Rendez-vous nocturne
El Sereno Avenue, Pasadena & Sycamore Cove, Malibu
Nous avons attendu l’appel jusqu’à huit heures. Quand le téléphone de Lucy a enfin sonné, elle a immédiatement lancé l’enregistrement. Nous avions auparavant longuement réfléchi à ce moment et à la façon de mener la discussion. Comme prévu, Giordano avait d’abord essayé de nous amener sur son terrain, sur le port de Long Beach. Lucy l’avait laissé penser qu’elle réfléchissait avant de proposer un lieu plus neutre, une plage par exemple. Puis elle avait suggéré Sycamore Cove. Nous savions l'endroit plus proche du ranch qu’un lieu au-delà d’Irvine. Nous sommes convenus de l’heure du rendez-vous. Assez tard pour laisser le temps au public de quitter les lieux, mais pas trop, afin de ne pas attirer l’attention d’une éventuelle patrouille. Lorsque Lucy a précisé qu’elle serait mon chauffeur, Leonardo a un peu tiqué, mais elle a réussi à le rassurer. Elle conduirait la voiture, sa Mustang, mais n’interviendrait pas dans l’échange. Nous avons précisé que l’argent serait dans un sac à dos noir. Giordano a terminé la conversation par une dernière menace, tout particulièrement adressée à Lucy. J’ai pris sur moi pour ne pas répondre. Lorsqu’il coupa la communication, il ne s’était pas écoulé plus de deux minutes. La mécanique était lancée, il nous fallait maintenant aller jusqu’au bout.

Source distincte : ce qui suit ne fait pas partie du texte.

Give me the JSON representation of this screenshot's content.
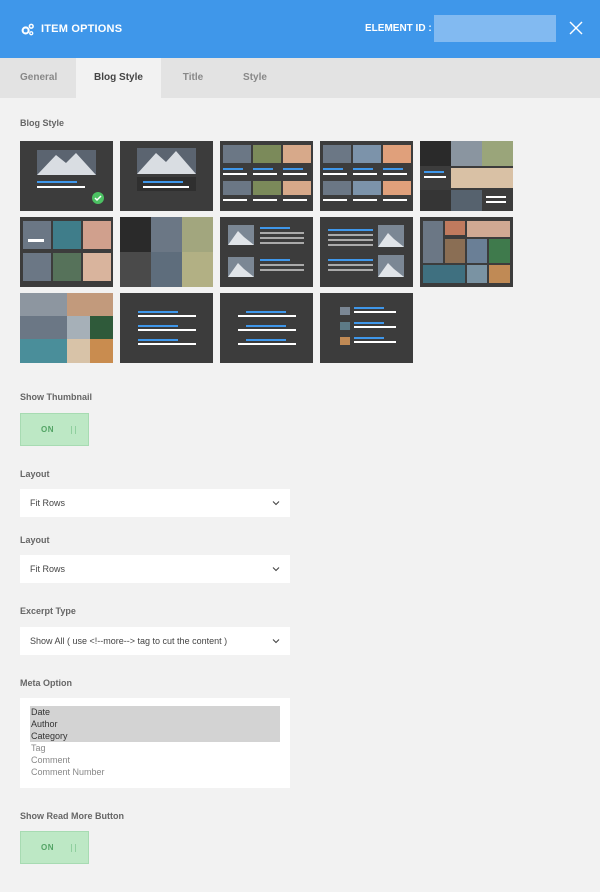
{
  "header": {
    "title": "ITEM OPTIONS",
    "element_id_label": "ELEMENT ID :",
    "element_id_value": "",
    "accent_color": "#3f97ea"
  },
  "tabs": [
    {
      "label": "General",
      "active": false
    },
    {
      "label": "Blog Style",
      "active": true
    },
    {
      "label": "Title",
      "active": false
    },
    {
      "label": "Style",
      "active": false
    }
  ],
  "blog_style": {
    "label": "Blog Style",
    "selected_index": 0,
    "thumbnails": 14
  },
  "show_thumbnail": {
    "label": "Show Thumbnail",
    "value": "ON"
  },
  "layout1": {
    "label": "Layout",
    "value": "Fit Rows"
  },
  "layout2": {
    "label": "Layout",
    "value": "Fit Rows"
  },
  "excerpt": {
    "label": "Excerpt Type",
    "value": "Show All ( use <!--more--> tag to cut the content )"
  },
  "meta": {
    "label": "Meta Option",
    "options": [
      {
        "label": "Date",
        "selected": true
      },
      {
        "label": "Author",
        "selected": true
      },
      {
        "label": "Category",
        "selected": true
      },
      {
        "label": "Tag",
        "selected": false
      },
      {
        "label": "Comment",
        "selected": false
      },
      {
        "label": "Comment Number",
        "selected": false
      }
    ]
  },
  "show_read_more": {
    "label": "Show Read More Button",
    "value": "ON"
  }
}
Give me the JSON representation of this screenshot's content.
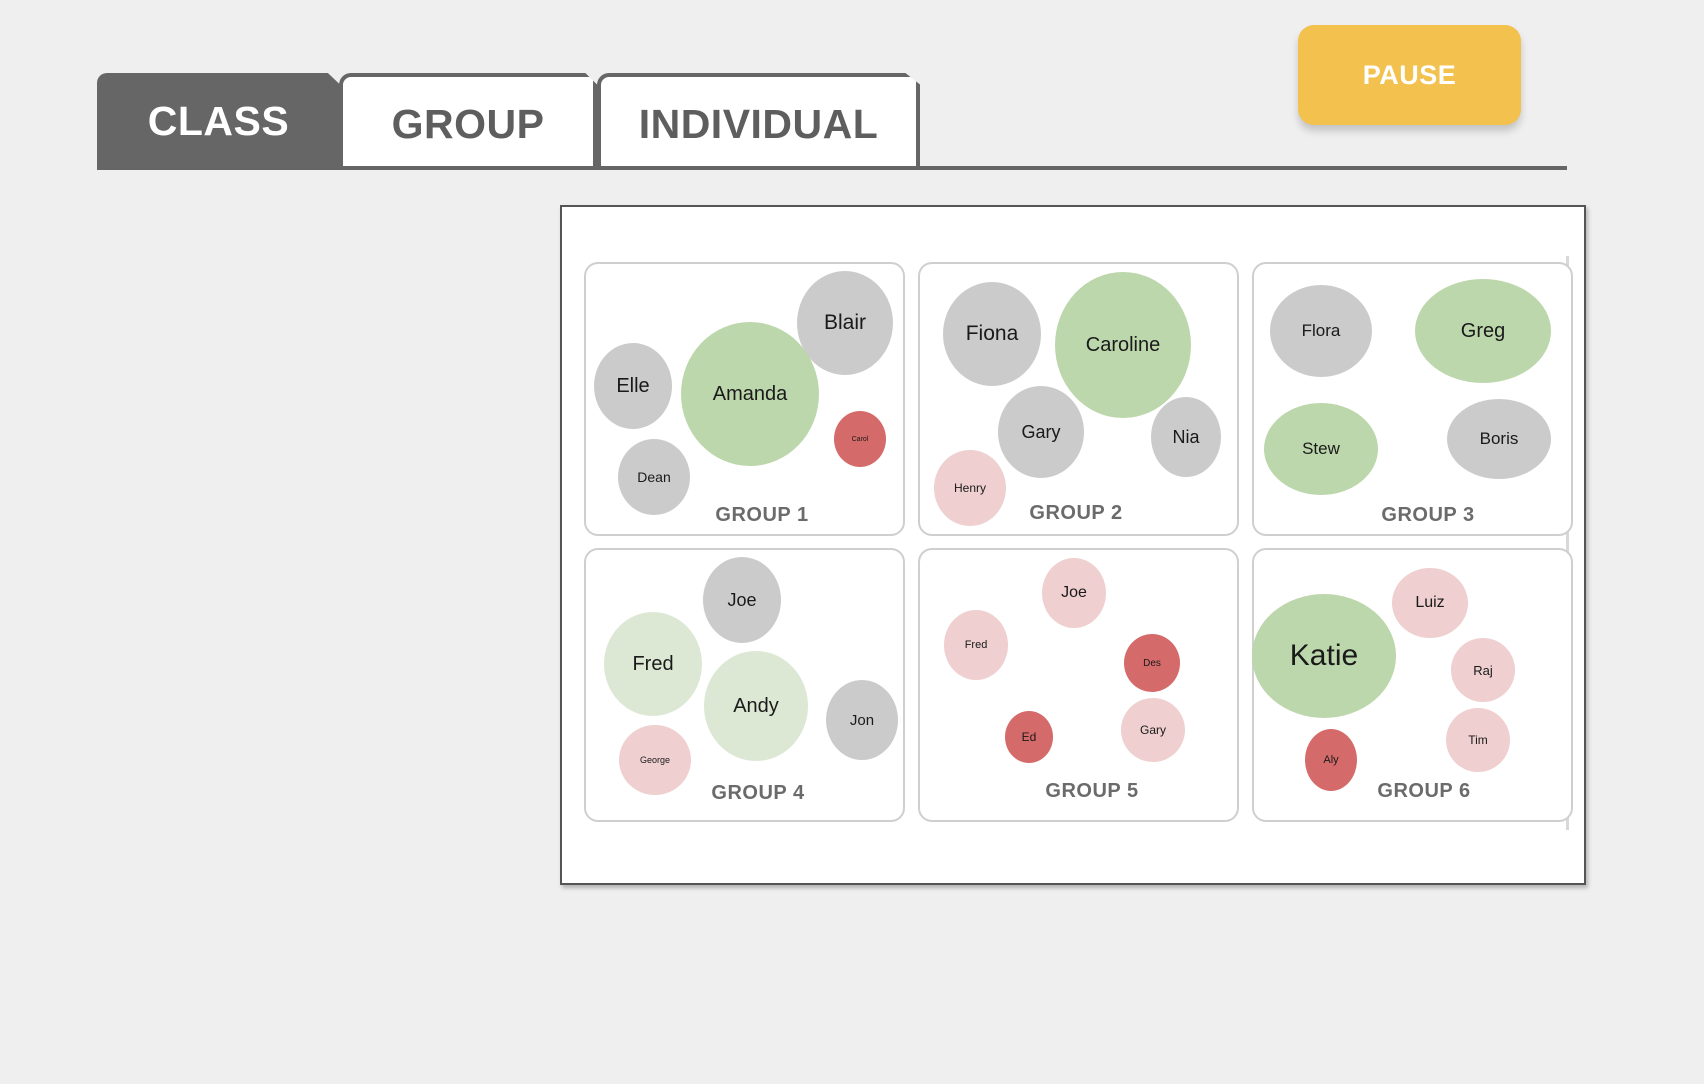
{
  "tabs": [
    {
      "label": "CLASS",
      "active": true
    },
    {
      "label": "GROUP",
      "active": false
    },
    {
      "label": "INDIVIDUAL",
      "active": false
    }
  ],
  "pause_label": "PAUSE",
  "colors": {
    "green": "#bcd7ab",
    "light_green": "#dce8d4",
    "gray": "#cbcbcb",
    "pink": "#efcfcf",
    "red": "#d56a6a",
    "accent": "#f2c14e"
  },
  "groups": [
    {
      "label": "GROUP 1",
      "members": [
        {
          "name": "Blair",
          "status": "gray"
        },
        {
          "name": "Elle",
          "status": "gray"
        },
        {
          "name": "Amanda",
          "status": "green"
        },
        {
          "name": "Carol",
          "status": "red"
        },
        {
          "name": "Dean",
          "status": "gray"
        }
      ]
    },
    {
      "label": "GROUP 2",
      "members": [
        {
          "name": "Fiona",
          "status": "gray"
        },
        {
          "name": "Caroline",
          "status": "green"
        },
        {
          "name": "Gary",
          "status": "gray"
        },
        {
          "name": "Nia",
          "status": "gray"
        },
        {
          "name": "Henry",
          "status": "pink"
        }
      ]
    },
    {
      "label": "GROUP 3",
      "members": [
        {
          "name": "Flora",
          "status": "gray"
        },
        {
          "name": "Greg",
          "status": "green"
        },
        {
          "name": "Stew",
          "status": "green"
        },
        {
          "name": "Boris",
          "status": "gray"
        }
      ]
    },
    {
      "label": "GROUP 4",
      "members": [
        {
          "name": "Joe",
          "status": "gray"
        },
        {
          "name": "Fred",
          "status": "light_green"
        },
        {
          "name": "Andy",
          "status": "light_green"
        },
        {
          "name": "Jon",
          "status": "gray"
        },
        {
          "name": "George",
          "status": "pink"
        }
      ]
    },
    {
      "label": "GROUP 5",
      "members": [
        {
          "name": "Joe",
          "status": "pink"
        },
        {
          "name": "Fred",
          "status": "pink"
        },
        {
          "name": "Des",
          "status": "red"
        },
        {
          "name": "Ed",
          "status": "red"
        },
        {
          "name": "Gary",
          "status": "pink"
        }
      ]
    },
    {
      "label": "GROUP 6",
      "members": [
        {
          "name": "Luiz",
          "status": "pink"
        },
        {
          "name": "Katie",
          "status": "green"
        },
        {
          "name": "Raj",
          "status": "pink"
        },
        {
          "name": "Tim",
          "status": "pink"
        },
        {
          "name": "Aly",
          "status": "red"
        }
      ]
    }
  ]
}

Lucy m’a ensuite amené jusque chez moi, à Echo Park, où j’avais conservé la plus grande part de l’argent gagné au poker. En chemin, j’ai appelé Nash pour lui transmettre les informations pour le rendez-vous. Il me proposa de nous retrouver devant un restaurant de plage, à proximité de Leo Carrillo Beach, vingt minutes avant l’heure fixée. J’ai bourré le sac des prospectus publicitaires entassés dans ma boite à lettres et j’ai déposé par-dessus l’équivalent de dix mille dollars, prélevés sur mes gains. Il me suffirait d’ouvrir le zip pour montrer les liasses. Si Giordano voulait les compter, il se mettrait en position de faiblesse, contraint de baisser sa garde. Je nous ai servi des bourbons généreux. Après tout, c’était peut-être notre dernier verre. Nous n’avons pas échangé beaucoup de paroles. J’étais déterminé à en finir, mais j’étais surpris de la détermination de Lucy à mes côtés. Au moment de partir, elle m’a embrassé, pas comme nous le faisions dans nos ébats amoureux, plus chaleureusement, sensuellement. Puis Lucy m’a demandé si après cette soirée, il nous serait possible d’envisager quelque chose de plus sérieux entre nous. C’est à ce moment que j’ai compris que nous étions vraiment amoureux.
À dix heures et demi, nous sommes au point de rendez-vous. Mary arrive quelques minutes plus tard, au volant de sa Beetle. Nash est à ses côtés. Mary me tend le Beretta dans un étui de cuir.
« Tu as un plein chargeur, quinze coups. La chambre est vide. N’oublie pas de faire monter une cartouche et d’ôter le cran de sureté ! »
Je prends l’arme et la sort de l’étui, je repère les éléments mentionnés et je la range. Nash me donne une oreillette reliée à petit émetteur. Nous faisons un essai. Dix minutes plus tard, nous repartons, seuls. Mary pense que Leonardo arrivera de Malibu. Elle prévoit de le laisser passer avant de rejoindre Sycamore Cove à bonne distance. Si par hasard il est arrivé avant nous, je les préviendrai. Il a précisé à Lucy qu’il serait dans une Camry grise.
Il est onze heures moins cinq quand nous nous engageons sur le parking de la plage. Comme attendu, il n’y a aucun autre véhicule. Lucy immobilise la Mustang dans une zone dégagée, l’avant en direction de l’entrée. Nous sortons du véhicule, en laissant le sac et le pistolet sur le siège passager, la portière ouverte. Après quelques instants, nos yeux s’adaptent à l’obscurité et le clair de lune nous permet de distinguer les alentours. Le parking est séparé de la route par un rideau d’arbres, des sycomores, à quelques dizaines de mètres, une petite construction doit abriter les toilettes. Nous entendons le bruit des vagues de l’océan au-delà du cordon de dunes. Peu après onze heures, nous entendons le bruit d’un moteur qui ralentit, puis les phares balayent le chemin.